Athanasia Gkouma, National and Kapodisitrian University of Athens

Athanasia Gkouma is a PhD candidate in Applied Linguistics at the National and Kapodistrian University of Athens. Her research focuses on pragmatic competence and sociocultural awareness in Greek as a Second/Foreign language. She is currently an instructor of Greek Language and also serves as a research assistant in the LETEGR2 research program.

Maria Andria, National and Kapodisitrian University of Athens

Dr. Maria Andria holds a Bachelor’s Degree in Greek Philology and Linguistics from the University of Athens, Greece and a Ph.D. in Applied Linguistics and Second Language Acquisition from the University of Barcelona, Spain. She is currently a postdoctoral researcher in the Department of Linguistics of the University of Athens, where she leads the LETEGR2 research project.

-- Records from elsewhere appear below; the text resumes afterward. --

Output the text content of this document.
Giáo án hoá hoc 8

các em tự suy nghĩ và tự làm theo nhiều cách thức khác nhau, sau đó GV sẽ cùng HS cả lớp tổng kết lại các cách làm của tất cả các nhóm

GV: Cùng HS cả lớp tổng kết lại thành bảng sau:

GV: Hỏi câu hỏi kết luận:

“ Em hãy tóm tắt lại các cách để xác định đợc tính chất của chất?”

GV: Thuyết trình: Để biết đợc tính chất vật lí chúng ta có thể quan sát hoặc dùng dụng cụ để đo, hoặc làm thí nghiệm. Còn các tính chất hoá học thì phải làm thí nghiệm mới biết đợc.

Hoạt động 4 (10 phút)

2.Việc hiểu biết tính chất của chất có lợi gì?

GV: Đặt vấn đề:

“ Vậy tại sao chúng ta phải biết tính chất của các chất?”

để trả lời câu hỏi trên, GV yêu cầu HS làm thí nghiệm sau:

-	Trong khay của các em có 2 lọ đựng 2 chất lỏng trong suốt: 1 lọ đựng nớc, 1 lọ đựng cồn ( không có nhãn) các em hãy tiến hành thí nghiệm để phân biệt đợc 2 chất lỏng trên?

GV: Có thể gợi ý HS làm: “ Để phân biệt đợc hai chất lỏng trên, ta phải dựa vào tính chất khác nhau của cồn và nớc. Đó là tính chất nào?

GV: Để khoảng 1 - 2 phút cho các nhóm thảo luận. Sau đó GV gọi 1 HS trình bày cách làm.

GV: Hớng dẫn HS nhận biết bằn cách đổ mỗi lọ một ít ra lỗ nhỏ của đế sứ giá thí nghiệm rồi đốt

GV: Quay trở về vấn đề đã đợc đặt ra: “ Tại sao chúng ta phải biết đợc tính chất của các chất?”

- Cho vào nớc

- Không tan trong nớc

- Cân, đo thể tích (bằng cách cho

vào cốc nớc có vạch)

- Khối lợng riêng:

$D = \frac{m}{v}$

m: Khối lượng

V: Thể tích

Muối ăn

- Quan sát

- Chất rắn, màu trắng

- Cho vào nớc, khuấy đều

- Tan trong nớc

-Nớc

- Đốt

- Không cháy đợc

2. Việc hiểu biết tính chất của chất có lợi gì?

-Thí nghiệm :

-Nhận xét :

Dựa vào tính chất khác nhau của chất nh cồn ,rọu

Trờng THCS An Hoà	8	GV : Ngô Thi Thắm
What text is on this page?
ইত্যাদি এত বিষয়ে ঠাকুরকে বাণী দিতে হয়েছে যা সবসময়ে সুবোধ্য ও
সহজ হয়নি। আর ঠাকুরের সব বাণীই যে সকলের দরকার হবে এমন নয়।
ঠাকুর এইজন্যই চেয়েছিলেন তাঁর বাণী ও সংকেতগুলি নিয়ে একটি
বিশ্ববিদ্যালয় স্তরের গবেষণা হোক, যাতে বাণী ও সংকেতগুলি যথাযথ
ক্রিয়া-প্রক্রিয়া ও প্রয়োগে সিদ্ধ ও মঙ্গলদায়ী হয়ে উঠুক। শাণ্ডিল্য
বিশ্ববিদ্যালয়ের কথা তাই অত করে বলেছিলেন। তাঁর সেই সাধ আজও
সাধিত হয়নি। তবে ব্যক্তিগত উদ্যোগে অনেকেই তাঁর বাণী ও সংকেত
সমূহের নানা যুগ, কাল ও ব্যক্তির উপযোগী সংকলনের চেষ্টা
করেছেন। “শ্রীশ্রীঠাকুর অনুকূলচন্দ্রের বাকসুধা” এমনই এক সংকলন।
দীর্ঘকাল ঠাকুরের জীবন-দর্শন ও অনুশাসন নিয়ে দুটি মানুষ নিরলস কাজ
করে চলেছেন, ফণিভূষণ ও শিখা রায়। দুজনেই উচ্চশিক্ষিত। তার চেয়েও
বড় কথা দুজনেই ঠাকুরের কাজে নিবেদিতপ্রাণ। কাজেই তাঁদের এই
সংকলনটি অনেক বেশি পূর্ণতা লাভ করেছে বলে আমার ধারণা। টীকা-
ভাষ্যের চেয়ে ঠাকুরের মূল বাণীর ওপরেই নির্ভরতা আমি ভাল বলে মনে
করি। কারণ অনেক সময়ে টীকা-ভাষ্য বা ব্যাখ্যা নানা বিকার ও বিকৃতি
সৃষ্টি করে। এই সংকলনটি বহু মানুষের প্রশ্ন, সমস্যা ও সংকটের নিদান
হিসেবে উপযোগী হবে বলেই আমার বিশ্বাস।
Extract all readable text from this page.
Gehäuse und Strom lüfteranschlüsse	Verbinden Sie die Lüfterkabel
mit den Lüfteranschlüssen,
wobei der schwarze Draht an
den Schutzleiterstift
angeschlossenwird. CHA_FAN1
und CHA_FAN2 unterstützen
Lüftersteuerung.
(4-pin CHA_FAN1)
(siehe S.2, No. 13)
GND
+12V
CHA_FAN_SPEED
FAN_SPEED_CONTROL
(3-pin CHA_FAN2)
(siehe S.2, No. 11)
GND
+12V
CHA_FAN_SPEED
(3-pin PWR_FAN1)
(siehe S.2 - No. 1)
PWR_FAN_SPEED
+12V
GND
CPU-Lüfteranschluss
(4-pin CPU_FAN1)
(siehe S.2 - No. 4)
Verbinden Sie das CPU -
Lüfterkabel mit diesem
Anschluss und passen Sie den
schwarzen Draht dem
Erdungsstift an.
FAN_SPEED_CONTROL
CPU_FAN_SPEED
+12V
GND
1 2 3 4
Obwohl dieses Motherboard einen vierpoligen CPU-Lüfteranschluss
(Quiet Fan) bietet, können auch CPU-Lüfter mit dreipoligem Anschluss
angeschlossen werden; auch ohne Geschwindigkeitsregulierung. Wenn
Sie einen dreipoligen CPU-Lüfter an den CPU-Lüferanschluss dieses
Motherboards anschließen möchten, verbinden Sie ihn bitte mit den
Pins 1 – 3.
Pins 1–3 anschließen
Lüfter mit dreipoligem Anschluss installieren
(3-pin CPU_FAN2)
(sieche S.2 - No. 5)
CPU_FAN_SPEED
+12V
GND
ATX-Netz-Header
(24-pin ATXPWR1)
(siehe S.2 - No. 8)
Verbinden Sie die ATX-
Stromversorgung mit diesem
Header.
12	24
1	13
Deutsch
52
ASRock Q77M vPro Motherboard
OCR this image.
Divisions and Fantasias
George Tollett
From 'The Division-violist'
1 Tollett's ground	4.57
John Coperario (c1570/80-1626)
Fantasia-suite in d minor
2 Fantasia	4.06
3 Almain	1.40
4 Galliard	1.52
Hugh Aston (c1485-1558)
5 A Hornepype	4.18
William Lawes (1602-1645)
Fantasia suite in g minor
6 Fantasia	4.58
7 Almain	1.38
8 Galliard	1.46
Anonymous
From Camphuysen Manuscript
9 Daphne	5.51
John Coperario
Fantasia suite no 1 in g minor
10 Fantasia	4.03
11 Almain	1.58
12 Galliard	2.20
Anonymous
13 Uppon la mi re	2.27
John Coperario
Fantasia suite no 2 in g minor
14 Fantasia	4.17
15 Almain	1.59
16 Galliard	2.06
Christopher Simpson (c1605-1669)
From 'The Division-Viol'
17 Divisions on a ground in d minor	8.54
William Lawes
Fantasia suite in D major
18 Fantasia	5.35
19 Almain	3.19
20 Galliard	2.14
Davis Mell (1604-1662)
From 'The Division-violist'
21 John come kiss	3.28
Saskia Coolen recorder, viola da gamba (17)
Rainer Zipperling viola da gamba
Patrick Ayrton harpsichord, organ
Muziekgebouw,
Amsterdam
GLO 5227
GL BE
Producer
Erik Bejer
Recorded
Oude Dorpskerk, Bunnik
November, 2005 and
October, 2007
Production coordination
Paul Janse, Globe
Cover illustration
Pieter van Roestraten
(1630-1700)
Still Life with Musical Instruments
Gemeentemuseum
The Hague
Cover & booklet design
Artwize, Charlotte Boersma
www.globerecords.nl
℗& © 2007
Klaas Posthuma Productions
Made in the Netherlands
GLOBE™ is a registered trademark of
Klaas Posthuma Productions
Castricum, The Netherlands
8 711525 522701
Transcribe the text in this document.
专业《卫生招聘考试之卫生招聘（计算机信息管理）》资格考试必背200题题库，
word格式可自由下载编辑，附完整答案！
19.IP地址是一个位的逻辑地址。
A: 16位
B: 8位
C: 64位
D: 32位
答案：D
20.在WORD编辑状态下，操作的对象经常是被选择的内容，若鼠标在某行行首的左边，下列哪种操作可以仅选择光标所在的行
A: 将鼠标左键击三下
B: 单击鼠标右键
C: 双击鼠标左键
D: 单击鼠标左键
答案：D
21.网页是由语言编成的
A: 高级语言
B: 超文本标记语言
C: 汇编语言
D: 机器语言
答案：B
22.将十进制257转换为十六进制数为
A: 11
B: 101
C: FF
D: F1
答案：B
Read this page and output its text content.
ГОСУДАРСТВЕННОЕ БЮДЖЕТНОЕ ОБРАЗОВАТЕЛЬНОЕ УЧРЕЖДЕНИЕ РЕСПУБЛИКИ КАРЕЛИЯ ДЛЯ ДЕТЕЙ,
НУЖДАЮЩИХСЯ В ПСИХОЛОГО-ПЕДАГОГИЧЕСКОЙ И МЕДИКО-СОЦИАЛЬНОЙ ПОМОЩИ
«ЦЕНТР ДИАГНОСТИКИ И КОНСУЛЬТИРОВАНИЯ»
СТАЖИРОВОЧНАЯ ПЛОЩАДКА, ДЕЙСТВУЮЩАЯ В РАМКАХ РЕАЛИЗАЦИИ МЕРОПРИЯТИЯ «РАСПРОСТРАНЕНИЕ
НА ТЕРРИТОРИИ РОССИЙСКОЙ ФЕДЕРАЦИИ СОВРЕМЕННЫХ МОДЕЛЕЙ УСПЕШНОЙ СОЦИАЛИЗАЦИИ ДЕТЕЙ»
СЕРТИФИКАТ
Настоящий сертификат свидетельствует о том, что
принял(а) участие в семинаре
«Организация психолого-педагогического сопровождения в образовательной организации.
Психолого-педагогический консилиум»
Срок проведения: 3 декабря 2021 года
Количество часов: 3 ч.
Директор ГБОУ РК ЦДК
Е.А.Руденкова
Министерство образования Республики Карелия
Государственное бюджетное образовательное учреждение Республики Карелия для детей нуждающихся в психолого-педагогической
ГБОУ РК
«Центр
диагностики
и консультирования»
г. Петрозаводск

Georgios Mikros, Hamad Bin Khalifa University

George Mikros is currently Professor at the MA Program of Digital Humanities at Hamad Bin Khalifa University in Qatar. Since 1999 and till 2019 he was Professor of Computational and Quantitative Linguistics at the University of Athens, Greece. His main research interests are computational stylistics, quantitative linguistics, computational linguistics, and forensic linguistics.